In gyrA, the codon for serine at the 83rd position was replaced by that for leucine via a point mutation in all the 50 A. baumannii strains. In 86% (n = 43) of the strains, the codon for serine at the 80th position of parC was replaced by the codon for leucine. Lee et al. (18) reported a new point mutation with tryptophan at the Ser-80 position in parC. Thus, high ciprofloxacin resistance was confirmed when the point mutations inducing the replacement of Ser-83 by Leu and Ser-80 by Trp occurred simultaneously. Here, the 43 strains with both gyrA and parC mutations had relatively high MIC values (32 – 256 μg/mL) compared to that of strains with only gyrA mutations.
Meanwhile, MLST analysis of the 64 strains showed the presence of 18 STs, and ST191 accounted for the majority (39%, n = 25) (Table 2). In a study on the gene cassette and molecular typing of A. baumannii integrons isolated from clinical specimens (19), ST195, ST208, ST218, and ST368 were isolated from regions in the vicinity of Shaanxi and Xi’an, China. The STs belonging to CC92 were slightly different from those obtained previously (ST208 and ST1145), suggesting that CC92 exhibited global and regional differences not only in European countries such as Italy, Spain, United Kingdom, Greece, and Denmark, but also in Asian countries such as China, Korea, Thailand, India, and Lebanon. CC92 produces various carbapenemases and is considered the largest and most widely distributed clone worldwide, accounting for the majority of MRAB strains (19). In addition, AUAB08, AUMR02, and AUMR22, identified under ST191, had mutations in both gyrA and parC, and the MICs were as high as 256 μg/mL. In contrast, AUAB22, AUMR17, and AUMR26, also identified under ST191, had mutations only in gyrA, and the MICs were relatively low (32 – 64 μg/mL). This suggests that even within the same ST, differences in sensitivity may occur due to the presence of various ciprofloxacin resistance mechanisms.

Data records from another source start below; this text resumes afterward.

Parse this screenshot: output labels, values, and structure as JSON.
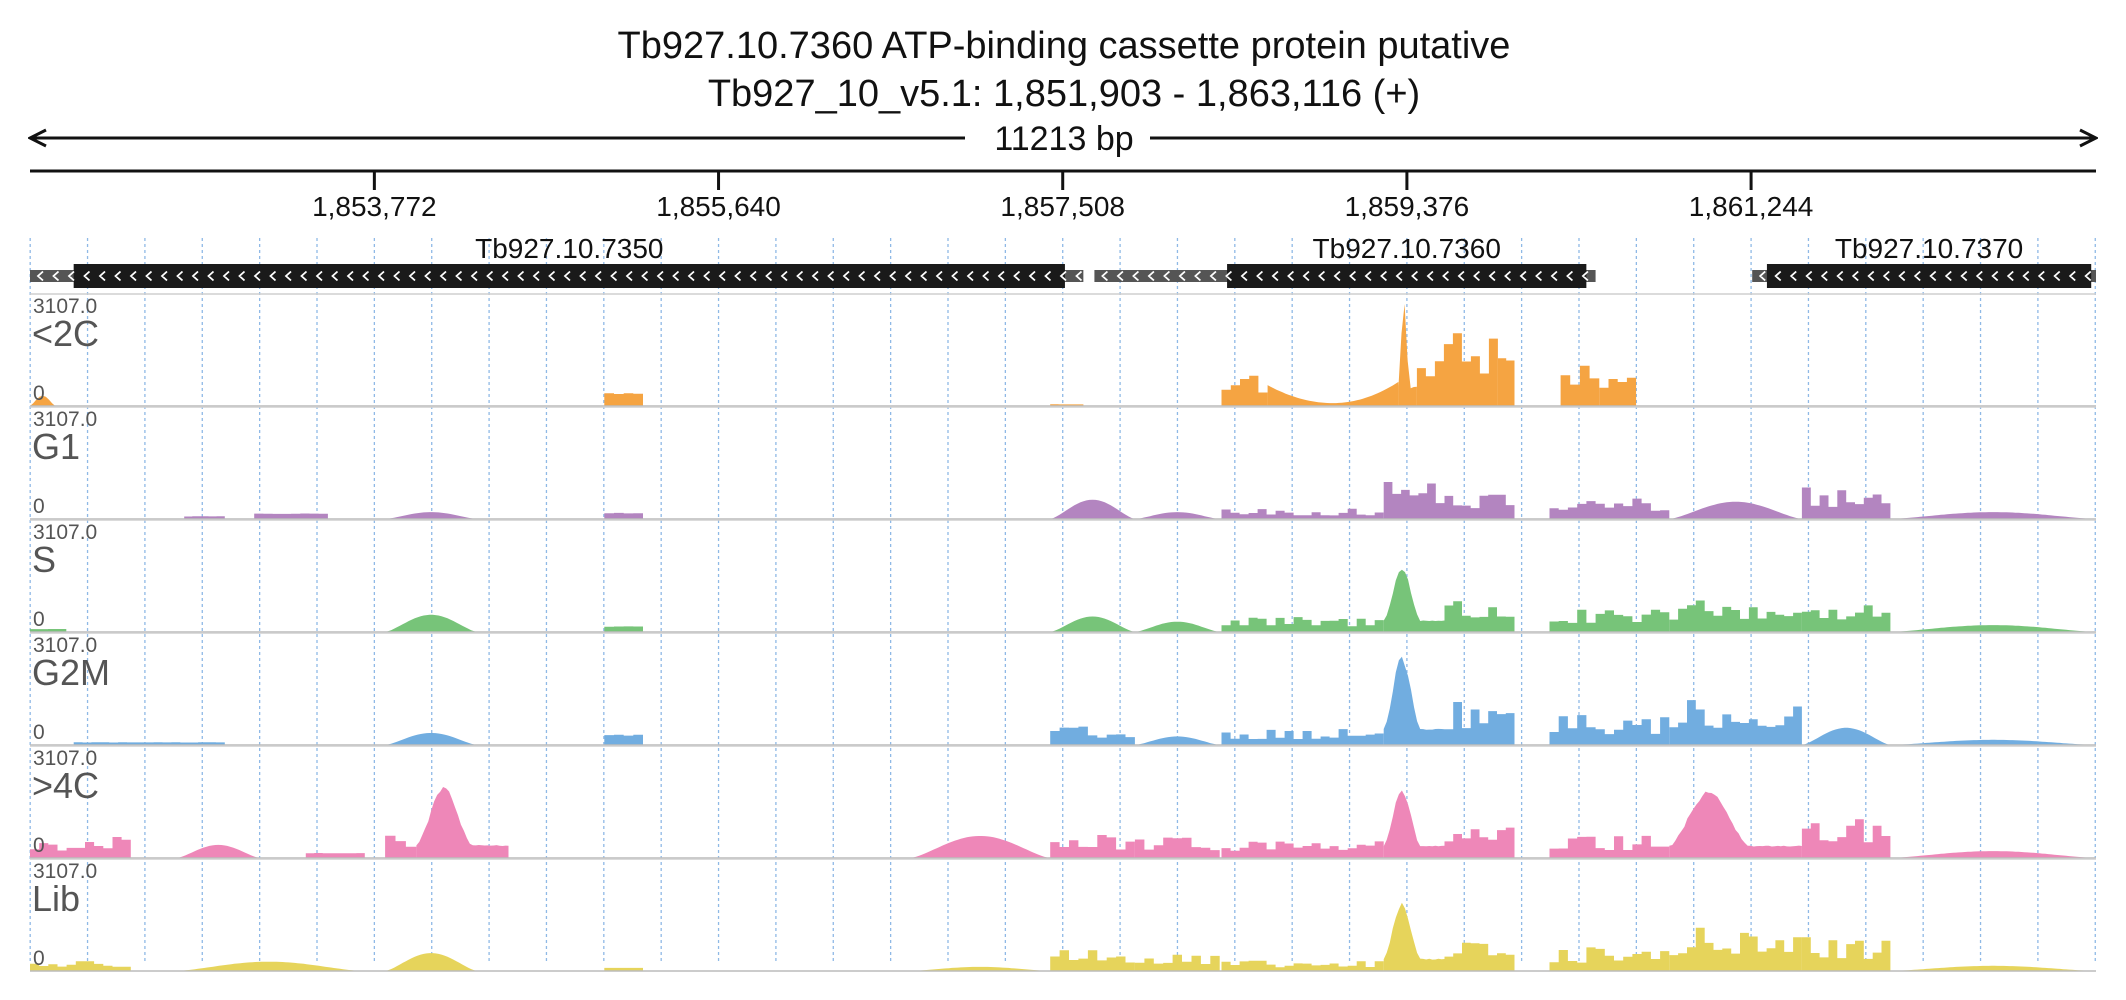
{
  "header": {
    "title": "Tb927.10.7360  ATP-binding cassette protein  putative",
    "subtitle": "Tb927_10_v5.1: 1,851,903 - 1,863,116 (+)",
    "span_label": "11213 bp"
  },
  "chart_data": {
    "type": "area",
    "title": "Tb927.10.7360  ATP-binding cassette protein  putative",
    "subtitle": "Tb927_10_v5.1: 1,851,903 - 1,863,116 (+)",
    "chromosome": "Tb927_10_v5.1",
    "xlim": [
      1851903,
      1863116
    ],
    "x_ticks": [
      1853772,
      1855640,
      1857508,
      1859376,
      1861244
    ],
    "x_tick_labels": [
      "1,853,772",
      "1,855,640",
      "1,857,508",
      "1,859,376",
      "1,861,244"
    ],
    "genes": [
      {
        "name": "Tb927.10.7350",
        "utr": [
          1851903,
          1857620
        ],
        "cds": [
          1852140,
          1857520
        ],
        "strand": "-"
      },
      {
        "name": "Tb927.10.7360",
        "utr": [
          1857680,
          1860400
        ],
        "cds": [
          1858400,
          1860350
        ],
        "strand": "-"
      },
      {
        "name": "Tb927.10.7370",
        "utr": [
          1861250,
          1863116
        ],
        "cds": [
          1861330,
          1863090
        ],
        "strand": "-"
      }
    ],
    "tracks": [
      {
        "name": "<2C",
        "color": "#f5a442",
        "ylim": [
          0,
          3107.0
        ],
        "ymax_label": "3107.0",
        "ymin_label": "0",
        "segments": [
          {
            "x": [
              1851903,
              1852040
            ],
            "profile": "bump",
            "peak": 300
          },
          {
            "x": [
              1855020,
              1855230
            ],
            "profile": "flat",
            "peak": 380
          },
          {
            "x": [
              1857440,
              1857620
            ],
            "profile": "flat",
            "peak": 50
          },
          {
            "x": [
              1858370,
              1858620
            ],
            "profile": "jag",
            "peak": 1100
          },
          {
            "x": [
              1858620,
              1859330
            ],
            "profile": "valley",
            "peak": 700
          },
          {
            "x": [
              1859330,
              1859430
            ],
            "profile": "spike",
            "peak": 3107
          },
          {
            "x": [
              1859430,
              1859870
            ],
            "profile": "jag",
            "peak": 2400
          },
          {
            "x": [
              1859870,
              1859960
            ],
            "profile": "flat",
            "peak": 1400
          },
          {
            "x": [
              1860210,
              1860420
            ],
            "profile": "jag",
            "peak": 1700
          },
          {
            "x": [
              1860420,
              1860620
            ],
            "profile": "jag",
            "peak": 1200
          }
        ]
      },
      {
        "name": "G1",
        "color": "#b385c0",
        "ylim": [
          0,
          3107.0
        ],
        "ymax_label": "3107.0",
        "ymin_label": "0",
        "segments": [
          {
            "x": [
              1852740,
              1852960
            ],
            "profile": "flat",
            "peak": 80
          },
          {
            "x": [
              1853120,
              1853520
            ],
            "profile": "flat",
            "peak": 160
          },
          {
            "x": [
              1853830,
              1854330
            ],
            "profile": "bump",
            "peak": 200
          },
          {
            "x": [
              1855020,
              1855230
            ],
            "profile": "flat",
            "peak": 180
          },
          {
            "x": [
              1857440,
              1857900
            ],
            "profile": "bump",
            "peak": 560
          },
          {
            "x": [
              1857900,
              1858360
            ],
            "profile": "bump",
            "peak": 200
          },
          {
            "x": [
              1858370,
              1859250
            ],
            "profile": "jag",
            "peak": 300
          },
          {
            "x": [
              1859250,
              1859580
            ],
            "profile": "jag",
            "peak": 1300
          },
          {
            "x": [
              1859580,
              1859960
            ],
            "profile": "jag",
            "peak": 800
          },
          {
            "x": [
              1860150,
              1860800
            ],
            "profile": "jag",
            "peak": 650
          },
          {
            "x": [
              1860800,
              1861520
            ],
            "profile": "bump",
            "peak": 500
          },
          {
            "x": [
              1861520,
              1862000
            ],
            "profile": "jag",
            "peak": 1000
          },
          {
            "x": [
              1862000,
              1863116
            ],
            "profile": "bump",
            "peak": 200
          }
        ]
      },
      {
        "name": "S",
        "color": "#77c479",
        "ylim": [
          0,
          3107.0
        ],
        "ymax_label": "3107.0",
        "ymin_label": "0",
        "segments": [
          {
            "x": [
              1851903,
              1852100
            ],
            "profile": "flat",
            "peak": 90
          },
          {
            "x": [
              1853830,
              1854330
            ],
            "profile": "bump",
            "peak": 500
          },
          {
            "x": [
              1855020,
              1855230
            ],
            "profile": "flat",
            "peak": 170
          },
          {
            "x": [
              1857440,
              1857900
            ],
            "profile": "bump",
            "peak": 450
          },
          {
            "x": [
              1857900,
              1858360
            ],
            "profile": "bump",
            "peak": 300
          },
          {
            "x": [
              1858370,
              1859250
            ],
            "profile": "jag",
            "peak": 450
          },
          {
            "x": [
              1859250,
              1859580
            ],
            "profile": "spike",
            "peak": 1900
          },
          {
            "x": [
              1859580,
              1859960
            ],
            "profile": "jag",
            "peak": 1000
          },
          {
            "x": [
              1860150,
              1860800
            ],
            "profile": "jag",
            "peak": 650
          },
          {
            "x": [
              1860800,
              1861520
            ],
            "profile": "jag",
            "peak": 1000
          },
          {
            "x": [
              1861520,
              1862000
            ],
            "profile": "jag",
            "peak": 1000
          },
          {
            "x": [
              1862000,
              1863116
            ],
            "profile": "bump",
            "peak": 200
          }
        ]
      },
      {
        "name": "G2M",
        "color": "#71ade0",
        "ylim": [
          0,
          3107.0
        ],
        "ymax_label": "3107.0",
        "ymin_label": "0",
        "segments": [
          {
            "x": [
              1852140,
              1852960
            ],
            "profile": "flat",
            "peak": 80
          },
          {
            "x": [
              1853830,
              1854330
            ],
            "profile": "bump",
            "peak": 350
          },
          {
            "x": [
              1855020,
              1855230
            ],
            "profile": "flat",
            "peak": 300
          },
          {
            "x": [
              1857440,
              1857900
            ],
            "profile": "jag",
            "peak": 550
          },
          {
            "x": [
              1857900,
              1858360
            ],
            "profile": "bump",
            "peak": 250
          },
          {
            "x": [
              1858370,
              1859250
            ],
            "profile": "jag",
            "peak": 500
          },
          {
            "x": [
              1859250,
              1859580
            ],
            "profile": "spike",
            "peak": 2600
          },
          {
            "x": [
              1859580,
              1859960
            ],
            "profile": "jag",
            "peak": 1300
          },
          {
            "x": [
              1860150,
              1860800
            ],
            "profile": "jag",
            "peak": 900
          },
          {
            "x": [
              1860800,
              1861520
            ],
            "profile": "jag",
            "peak": 1400
          },
          {
            "x": [
              1861520,
              1862000
            ],
            "profile": "bump",
            "peak": 500
          },
          {
            "x": [
              1862000,
              1863116
            ],
            "profile": "bump",
            "peak": 150
          }
        ]
      },
      {
        "name": ">4C",
        "color": "#ee87b8",
        "ylim": [
          0,
          3107.0
        ],
        "ymax_label": "3107.0",
        "ymin_label": "0",
        "segments": [
          {
            "x": [
              1851903,
              1852450
            ],
            "profile": "jag",
            "peak": 620
          },
          {
            "x": [
              1852700,
              1853150
            ],
            "profile": "bump",
            "peak": 380
          },
          {
            "x": [
              1853400,
              1853720
            ],
            "profile": "flat",
            "peak": 150
          },
          {
            "x": [
              1853830,
              1854000
            ],
            "profile": "jag",
            "peak": 900
          },
          {
            "x": [
              1854000,
              1854500
            ],
            "profile": "spike",
            "peak": 2100
          },
          {
            "x": [
              1856680,
              1857440
            ],
            "profile": "bump",
            "peak": 640
          },
          {
            "x": [
              1857440,
              1857900
            ],
            "profile": "jag",
            "peak": 700
          },
          {
            "x": [
              1857900,
              1858360
            ],
            "profile": "jag",
            "peak": 600
          },
          {
            "x": [
              1858370,
              1859250
            ],
            "profile": "jag",
            "peak": 600
          },
          {
            "x": [
              1859250,
              1859580
            ],
            "profile": "spike",
            "peak": 2000
          },
          {
            "x": [
              1859580,
              1859960
            ],
            "profile": "jag",
            "peak": 900
          },
          {
            "x": [
              1860150,
              1860800
            ],
            "profile": "jag",
            "peak": 650
          },
          {
            "x": [
              1860800,
              1861520
            ],
            "profile": "spike",
            "peak": 2000
          },
          {
            "x": [
              1861520,
              1862000
            ],
            "profile": "jag",
            "peak": 1300
          },
          {
            "x": [
              1862000,
              1863116
            ],
            "profile": "bump",
            "peak": 200
          }
        ]
      },
      {
        "name": "Lib",
        "color": "#e6d45b",
        "ylim": [
          0,
          3107.0
        ],
        "ymax_label": "3107.0",
        "ymin_label": "0",
        "segments": [
          {
            "x": [
              1851903,
              1852450
            ],
            "profile": "jag",
            "peak": 330
          },
          {
            "x": [
              1852700,
              1853700
            ],
            "profile": "bump",
            "peak": 270
          },
          {
            "x": [
              1853830,
              1854330
            ],
            "profile": "bump",
            "peak": 520
          },
          {
            "x": [
              1855020,
              1855230
            ],
            "profile": "flat",
            "peak": 100
          },
          {
            "x": [
              1856680,
              1857440
            ],
            "profile": "bump",
            "peak": 120
          },
          {
            "x": [
              1857440,
              1857900
            ],
            "profile": "jag",
            "peak": 700
          },
          {
            "x": [
              1857900,
              1858360
            ],
            "profile": "jag",
            "peak": 500
          },
          {
            "x": [
              1858370,
              1859250
            ],
            "profile": "jag",
            "peak": 300
          },
          {
            "x": [
              1859250,
              1859580
            ],
            "profile": "spike",
            "peak": 2000
          },
          {
            "x": [
              1859580,
              1859960
            ],
            "profile": "jag",
            "peak": 1000
          },
          {
            "x": [
              1860150,
              1860800
            ],
            "profile": "jag",
            "peak": 700
          },
          {
            "x": [
              1860800,
              1861520
            ],
            "profile": "jag",
            "peak": 1300
          },
          {
            "x": [
              1861520,
              1862000
            ],
            "profile": "jag",
            "peak": 1000
          },
          {
            "x": [
              1862000,
              1863116
            ],
            "profile": "bump",
            "peak": 150
          }
        ]
      }
    ]
  }
}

Meanwhile, the results of MALDI-TOF MS analysis revealed six common peaks (4158, 4264, 5747, 7434, 8487, and 9320 m/z) in spectra of most of the strains, and characteristic peak of A. baumannii at 5,747 m/z was observed in spectra for all 64 target strains. The major peaks appeared at 9,320, 7,434, and 12,117 m/z, which is in contrast to the previous reports where the main peaks of A. baumannii formed at 4,244, 8,485, and 5,747 m/z (20). Upon classifying the strains (exhibiting different antibiotic resistance patterns) according to their peaks, the spectra of 78% (n = 50) of strains resistant to ciprofloxacin, imipenem, and meropenem were observed to display relatively high intensity peaks at 2,586 – 2,827 m/z, 6,091 – 7,273 m/z, 7,464 m/z, 9,092 m/z, and 11,285 m/z, whereas this pattern was observed in only 19% (n = 12) of the susceptible strains. In a previous study (21), MALDI-TOF MS and antibiotic resistance analysis for A. baumannii showed that the positions of high-intensity peaks vary with the antibiotic resistance patterns. Here, a peak was detected at 2,033 m/z in the spectra of 213 colistin-resistant A. baumannii strain isolated from clinical settings.
5.1. Conclusions
Here, most of the A. baumannii strains exhibited multidrug resistance to various antibiotics, including ciprofloxacin and levofloxacin. Our findings will be useful in antibiotic selection during the treatment of infections caused by MRAB. These findings may also help to determine the effective antibiotic concentration and the methods for preventing group infection and its spread.